Pendant le changement :
- Appliquer la plus petite modification (tag d’image uniquement, ou une seule valeur Helm).
- Attendre la fin du déploiement avec un délai d’expiration.
- Lancer les smoke tests et comparer aux signaux attendus.
Après le changement :
- Surveiller les journaux et les redémarrages de pods pendant au moins une fenêtre complète d’autoscaling.
- Vérifier les endpoints critiques métier (ex. POST /orders) avec une charge de test non sensible.

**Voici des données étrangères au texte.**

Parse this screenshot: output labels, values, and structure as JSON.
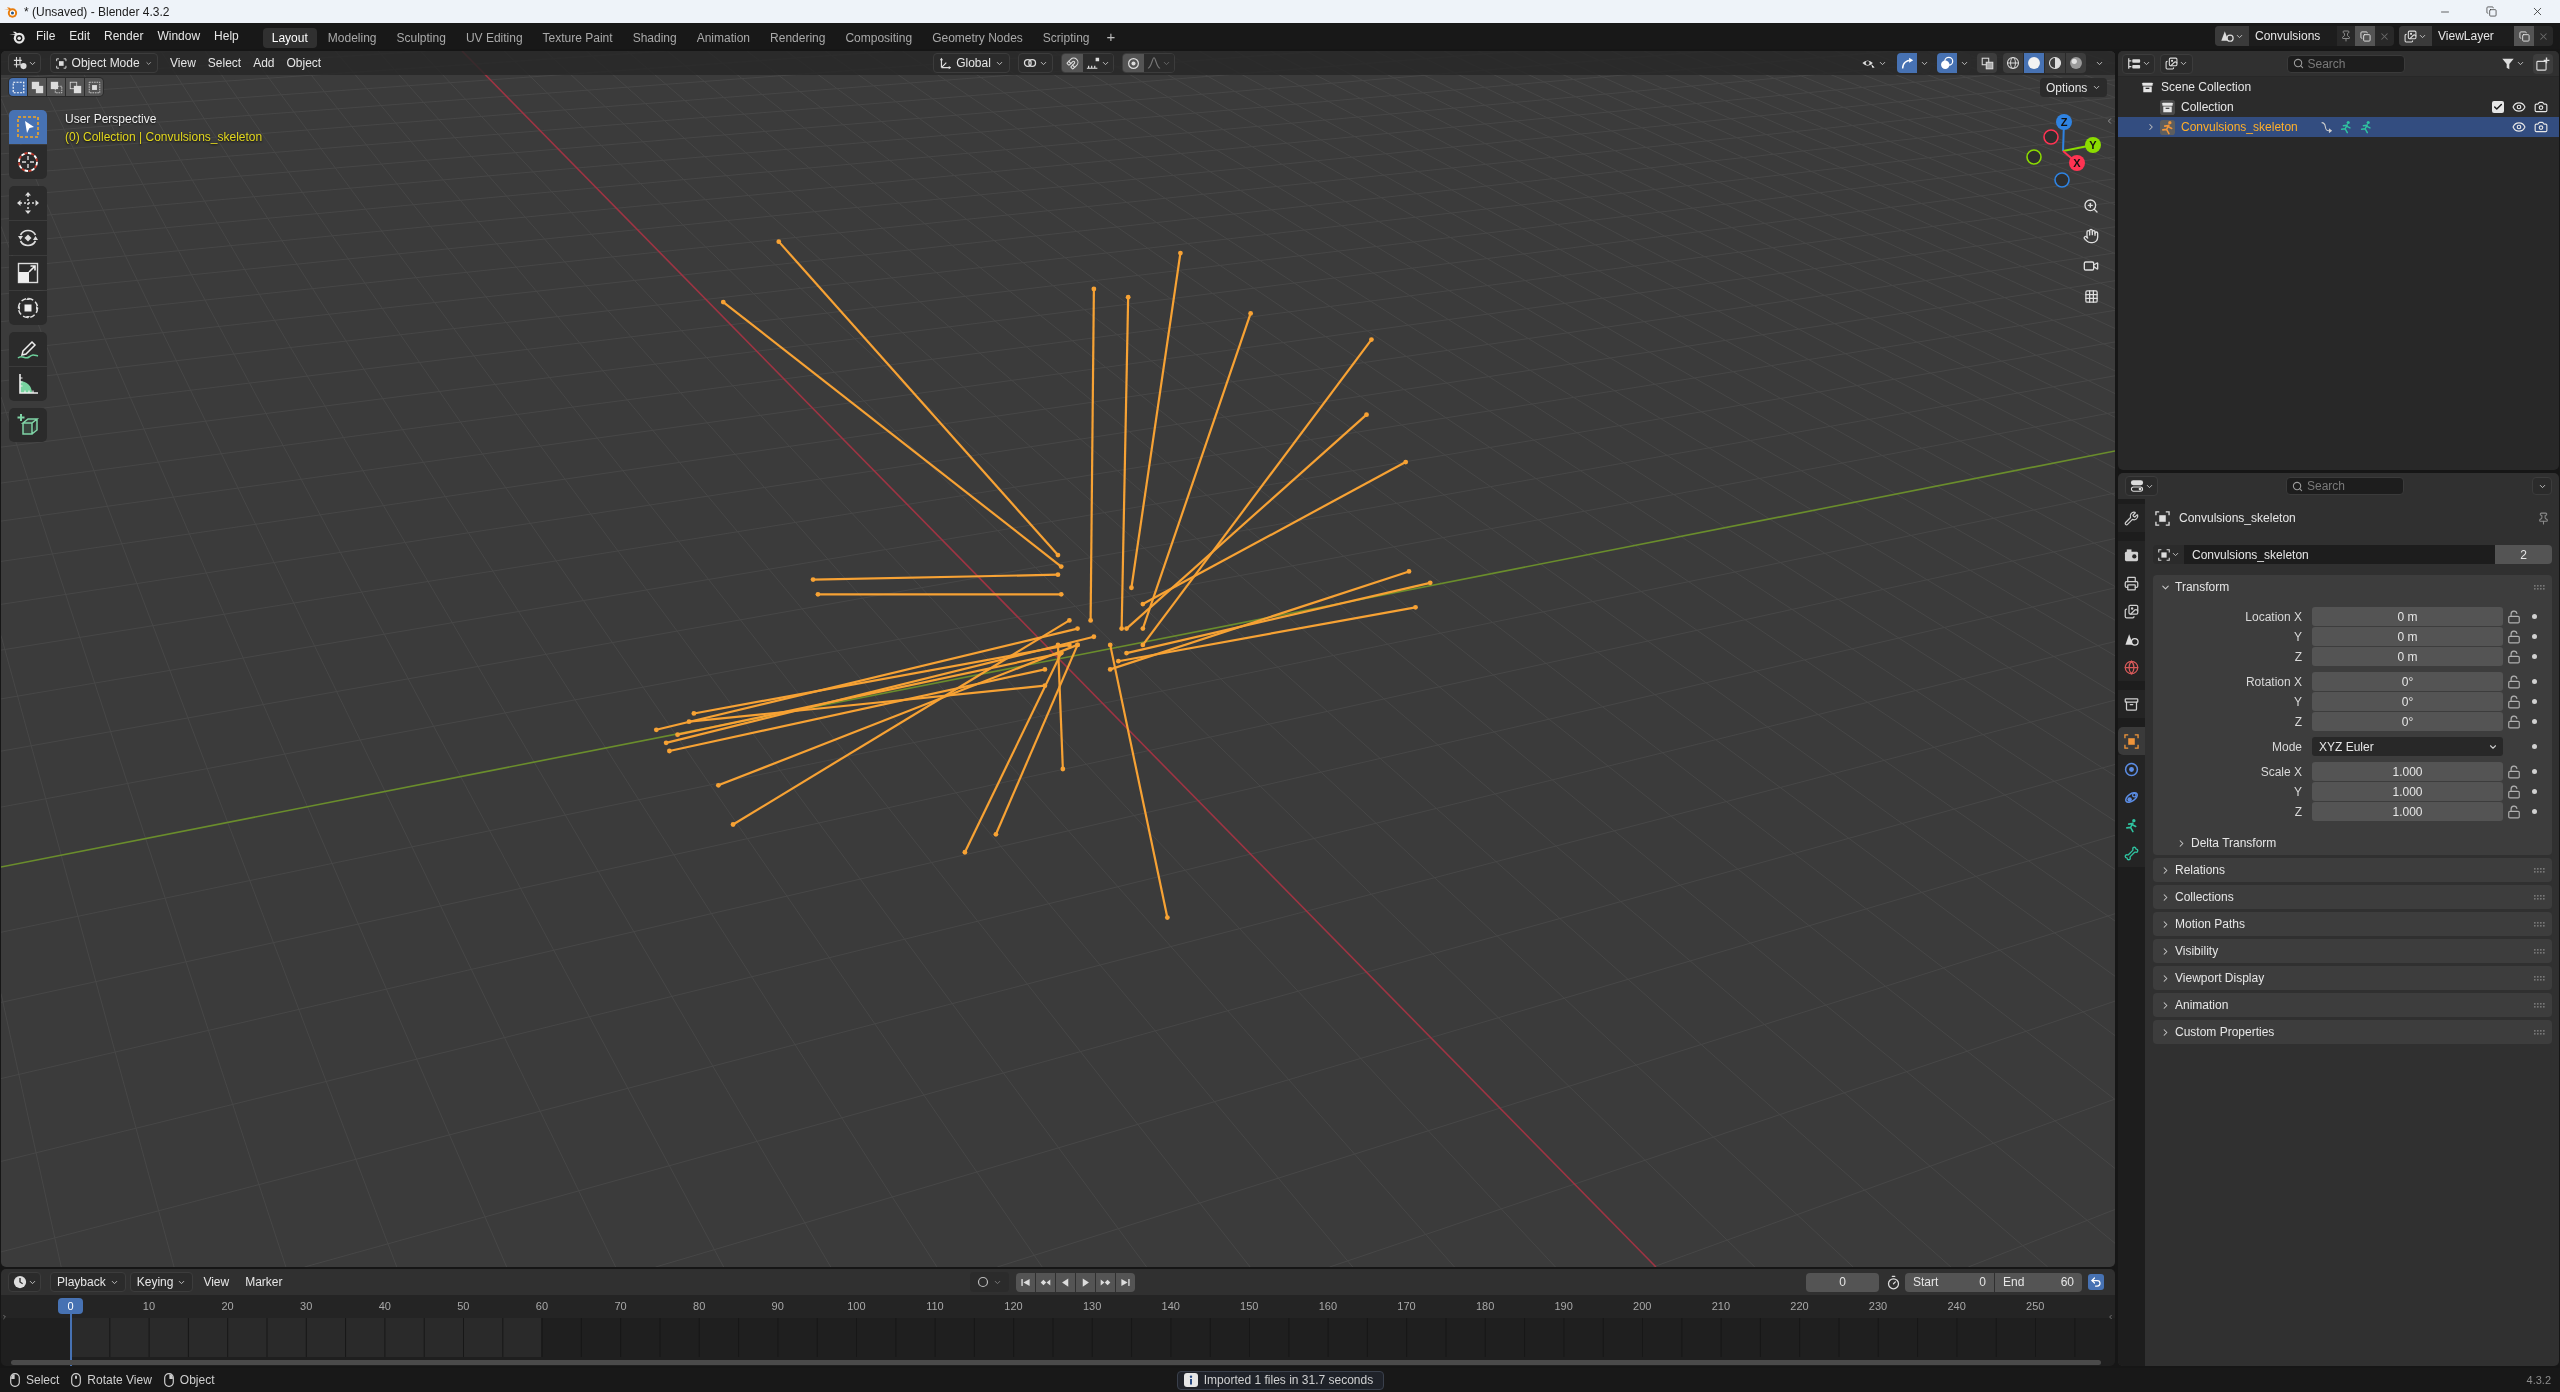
{
  "title_bar": {
    "title": "* (Unsaved) - Blender 4.3.2"
  },
  "top_bar": {
    "menus": [
      "File",
      "Edit",
      "Render",
      "Window",
      "Help"
    ],
    "workspaces": [
      {
        "label": "Layout",
        "selected": true
      },
      {
        "label": "Modeling",
        "selected": false
      },
      {
        "label": "Sculpting",
        "selected": false
      },
      {
        "label": "UV Editing",
        "selected": false
      },
      {
        "label": "Texture Paint",
        "selected": false
      },
      {
        "label": "Shading",
        "selected": false
      },
      {
        "label": "Animation",
        "selected": false
      },
      {
        "label": "Rendering",
        "selected": false
      },
      {
        "label": "Compositing",
        "selected": false
      },
      {
        "label": "Geometry Nodes",
        "selected": false
      },
      {
        "label": "Scripting",
        "selected": false
      }
    ],
    "add_workspace": "+",
    "scene": "Convulsions",
    "view_layer": "ViewLayer"
  },
  "viewport": {
    "header": {
      "mode": "Object Mode",
      "menus": [
        "View",
        "Select",
        "Add",
        "Object"
      ],
      "orientation": "Global",
      "gizmos_on": true,
      "overlays_on": true,
      "shading": [
        {
          "kind": "wireframe",
          "selected": false
        },
        {
          "kind": "solid",
          "selected": true
        },
        {
          "kind": "material",
          "selected": false
        },
        {
          "kind": "rendered",
          "selected": false
        }
      ]
    },
    "selection_modes": [
      {
        "kind": "set",
        "selected": true
      },
      {
        "kind": "extend",
        "selected": false
      },
      {
        "kind": "subtract",
        "selected": false
      },
      {
        "kind": "invert",
        "selected": false
      },
      {
        "kind": "intersect",
        "selected": false
      }
    ],
    "options": "Options",
    "view_name": "User Perspective",
    "context": "(0) Collection | Convulsions_skeleton",
    "tool_groups": [
      {
        "tools": [
          {
            "kind": "select_box",
            "selected": true
          },
          {
            "kind": "cursor",
            "selected": false
          }
        ]
      },
      {
        "tools": [
          {
            "kind": "move",
            "selected": false
          },
          {
            "kind": "rotate",
            "selected": false
          },
          {
            "kind": "scale",
            "selected": false
          },
          {
            "kind": "transform",
            "selected": false
          }
        ]
      },
      {
        "tools": [
          {
            "kind": "annotate",
            "selected": false
          },
          {
            "kind": "measure",
            "selected": false
          }
        ]
      },
      {
        "tools": [
          {
            "kind": "add_cube",
            "selected": false
          }
        ]
      }
    ],
    "gizmo_axes": [
      {
        "label": "Z",
        "color": "#2f83e2"
      },
      {
        "label": "Y",
        "color": "#8bdc00"
      },
      {
        "label": "X",
        "color": "#ff3352"
      }
    ]
  },
  "outliner": {
    "search_placeholder": "Search",
    "tree": [
      {
        "kind": "scene_collection",
        "label": "Scene Collection",
        "selected": false,
        "children": [
          {
            "kind": "collection",
            "label": "Collection",
            "checked": true,
            "selected": false
          },
          {
            "kind": "armature",
            "label": "Convulsions_skeleton",
            "selected": true,
            "expanded": false
          }
        ]
      }
    ]
  },
  "properties": {
    "search_placeholder": "Search",
    "tab_groups": [
      {
        "tabs": [
          {
            "kind": "tool",
            "selected": false
          }
        ]
      },
      {
        "tabs": [
          {
            "kind": "render",
            "selected": false
          },
          {
            "kind": "output",
            "selected": false
          },
          {
            "kind": "view_layer",
            "selected": false
          },
          {
            "kind": "scene",
            "selected": false
          },
          {
            "kind": "world",
            "selected": false
          }
        ]
      },
      {
        "tabs": [
          {
            "kind": "collection",
            "selected": false
          }
        ]
      },
      {
        "tabs": [
          {
            "kind": "object",
            "selected": true
          },
          {
            "kind": "physics",
            "selected": false
          },
          {
            "kind": "constraints",
            "selected": false
          },
          {
            "kind": "armature_data",
            "selected": false
          },
          {
            "kind": "bone",
            "selected": false
          }
        ]
      }
    ],
    "object_name": "Convulsions_skeleton",
    "datablock": {
      "name": "Convulsions_skeleton",
      "users": "2"
    },
    "panels": [
      {
        "title": "Transform",
        "expanded": true,
        "groups": [
          {
            "kind": "number",
            "rows": [
              {
                "label": "Location X",
                "value": "0 m"
              },
              {
                "label": "Y",
                "value": "0 m"
              },
              {
                "label": "Z",
                "value": "0 m"
              }
            ]
          },
          {
            "kind": "number",
            "rows": [
              {
                "label": "Rotation X",
                "value": "0°"
              },
              {
                "label": "Y",
                "value": "0°"
              },
              {
                "label": "Z",
                "value": "0°"
              }
            ]
          },
          {
            "kind": "dropdown",
            "rows": [
              {
                "label": "Mode",
                "value": "XYZ Euler"
              }
            ]
          },
          {
            "kind": "number",
            "rows": [
              {
                "label": "Scale X",
                "value": "1.000"
              },
              {
                "label": "Y",
                "value": "1.000"
              },
              {
                "label": "Z",
                "value": "1.000"
              }
            ]
          }
        ],
        "subpanels": [
          {
            "title": "Delta Transform",
            "expanded": false
          }
        ]
      },
      {
        "title": "Relations",
        "expanded": false
      },
      {
        "title": "Collections",
        "expanded": false
      },
      {
        "title": "Motion Paths",
        "expanded": false
      },
      {
        "title": "Visibility",
        "expanded": false
      },
      {
        "title": "Viewport Display",
        "expanded": false
      },
      {
        "title": "Animation",
        "expanded": false
      },
      {
        "title": "Custom Properties",
        "expanded": false
      }
    ]
  },
  "timeline": {
    "menus": [
      {
        "label": "Playback",
        "kind": "dropdown"
      },
      {
        "label": "Keying",
        "kind": "dropdown"
      },
      {
        "label": "View",
        "kind": "menu"
      },
      {
        "label": "Marker",
        "kind": "menu"
      }
    ],
    "auto_keying": false,
    "current_frame": "0",
    "start_label": "Start",
    "start": "0",
    "end_label": "End",
    "end": "60",
    "playhead_frame": "0",
    "ticks": [
      "10",
      "20",
      "30",
      "40",
      "50",
      "60",
      "70",
      "80",
      "90",
      "100",
      "110",
      "120",
      "130",
      "140",
      "150",
      "160",
      "170",
      "180",
      "190",
      "200",
      "210",
      "220",
      "230",
      "240",
      "250"
    ]
  },
  "status_bar": {
    "hints": [
      {
        "kind": "left_mouse",
        "label": "Select"
      },
      {
        "kind": "middle_mouse",
        "label": "Rotate View"
      },
      {
        "kind": "right_mouse",
        "label": "Object"
      }
    ],
    "message": "Imported 1 files in 31.7 seconds",
    "version": "4.3.2"
  }
}
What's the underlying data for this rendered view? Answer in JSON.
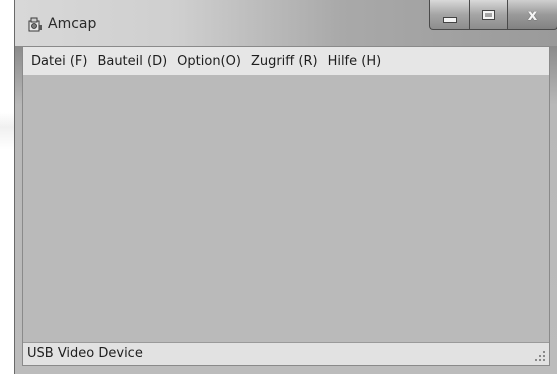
{
  "window": {
    "title": "Amcap",
    "app_icon": "amcap-camera-icon",
    "controls": {
      "minimize_icon": "minimize-icon",
      "maximize_icon": "maximize-icon",
      "close_icon": "close-icon",
      "close_glyph": "x"
    }
  },
  "menubar": {
    "items": [
      {
        "label": "Datei (F)"
      },
      {
        "label": "Bauteil (D)"
      },
      {
        "label": "Option(O)"
      },
      {
        "label": "Zugriff (R)"
      },
      {
        "label": "Hilfe (H)"
      }
    ]
  },
  "statusbar": {
    "text": "USB Video Device",
    "grip_icon": "resize-grip-icon"
  },
  "colors": {
    "content_background": "#bababa",
    "menubar_background": "#e6e6e6",
    "statusbar_background": "#e2e2e2"
  }
}
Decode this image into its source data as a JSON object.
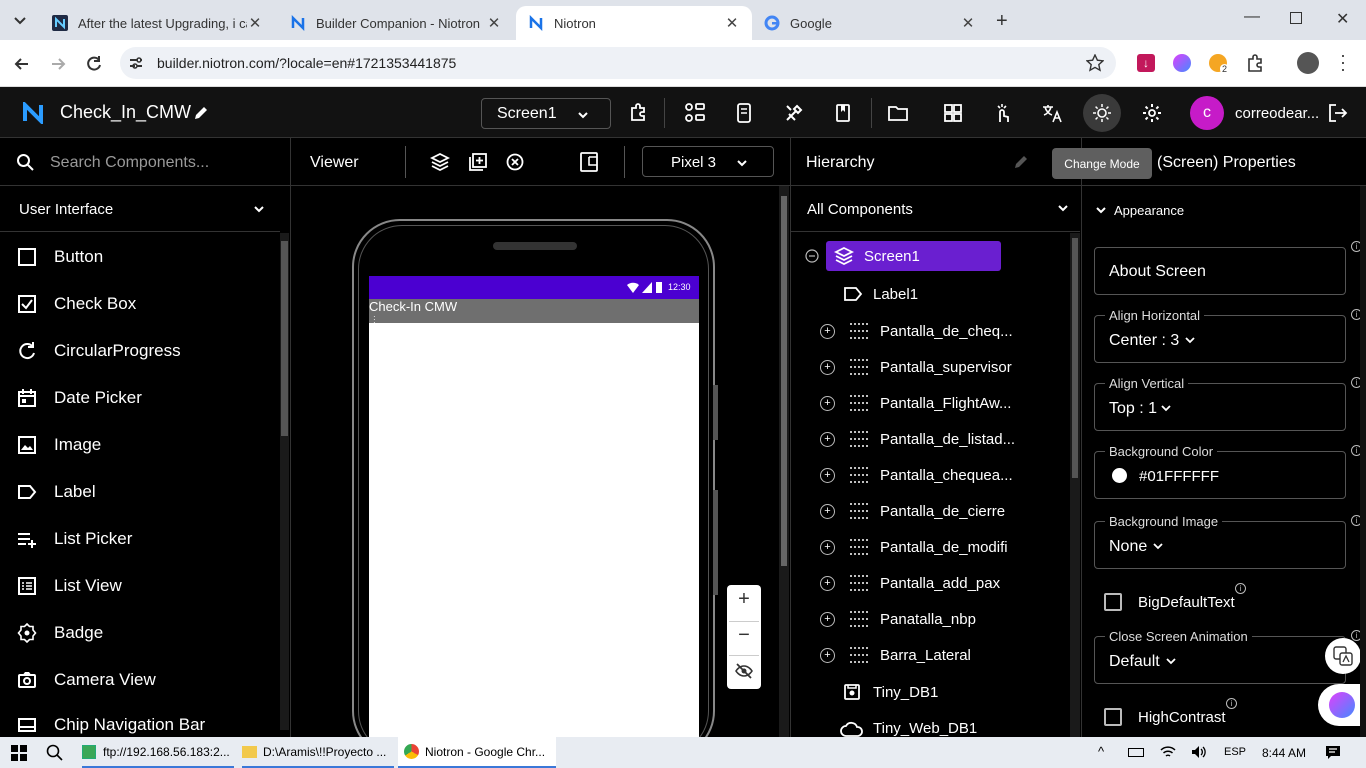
{
  "browser": {
    "tabs": [
      {
        "title": "After the latest Upgrading, i ca"
      },
      {
        "title": "Builder Companion - Niotron"
      },
      {
        "title": "Niotron"
      },
      {
        "title": "Google"
      }
    ],
    "url": "builder.niotron.com/?locale=en#1721353441875",
    "ext_badge": "2"
  },
  "app": {
    "project_name": "Check_In_CMW",
    "screen_select": "Screen1",
    "tooltip": "Change Mode",
    "user_initial": "c",
    "user_name": "correodear..."
  },
  "palette": {
    "search_placeholder": "Search Components...",
    "category": "User Interface",
    "items": [
      "Button",
      "Check Box",
      "CircularProgress",
      "Date Picker",
      "Image",
      "Label",
      "List Picker",
      "List View",
      "Badge",
      "Camera View",
      "Chip Navigation Bar"
    ]
  },
  "viewer": {
    "title": "Viewer",
    "device": "Pixel 3",
    "status_time": "12:30",
    "app_title": "Check-In CMW"
  },
  "hierarchy": {
    "title": "Hierarchy",
    "filter": "All Components",
    "root": "Screen1",
    "nodes": [
      "Label1",
      "Pantalla_de_cheq...",
      "Pantalla_supervisor",
      "Pantalla_FlightAw...",
      "Pantalla_de_listad...",
      "Pantalla_chequea...",
      "Pantalla_de_cierre",
      "Pantalla_de_modifi",
      "Pantalla_add_pax",
      "Panatalla_nbp",
      "Barra_Lateral",
      "Tiny_DB1",
      "Tiny_Web_DB1"
    ]
  },
  "properties": {
    "title": "(Screen) Properties",
    "section": "Appearance",
    "about_screen": "About Screen",
    "align_h_label": "Align Horizontal",
    "align_h_value": "Center : 3",
    "align_v_label": "Align Vertical",
    "align_v_value": "Top : 1",
    "bg_color_label": "Background Color",
    "bg_color_value": "#01FFFFFF",
    "bg_image_label": "Background Image",
    "bg_image_value": "None",
    "big_default_text": "BigDefaultText",
    "close_anim_label": "Close Screen Animation",
    "close_anim_value": "Default",
    "high_contrast": "HighContrast"
  },
  "taskbar": {
    "items": [
      "ftp://192.168.56.183:2...",
      "D:\\Aramis\\!!Proyecto ...",
      "Niotron - Google Chr..."
    ],
    "lang": "ESP",
    "time": "8:44 AM"
  },
  "colors": {
    "accent": "#5b13c7",
    "avatar": "#c61bc8",
    "screen_row": "#6a1fd0"
  }
}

- Documenter le résultat : horodatage, version, approbateur, liens vers les exécutions CI.
Si un seuil d’échec est franchi à tout moment, exécutez immédiatement la commande de retour arrière et consignez la raison.
Conclusion
Un CI/CD fiable pour API REST est une discipline : inventorier d’abord, appliquer le plus petit changement sûr, vérifier avec des contrôles explicites et garder un retour arrière prêt. Utilisez des images versionnées, des secrets protégés et des observations en lecture seule pour réduire le risque. Pour la suite, choisissez un changement à faible risque (par exemple, mettre à jour le tag d’image en staging), exécutez les commandes d’inventaire, déployez avec le pipeline d’exemple, lancez les smoke tests et entraînez-vous au retour arrière une fois. La répétition ancre un flux de travail observable, réversible et sûr à toute échelle.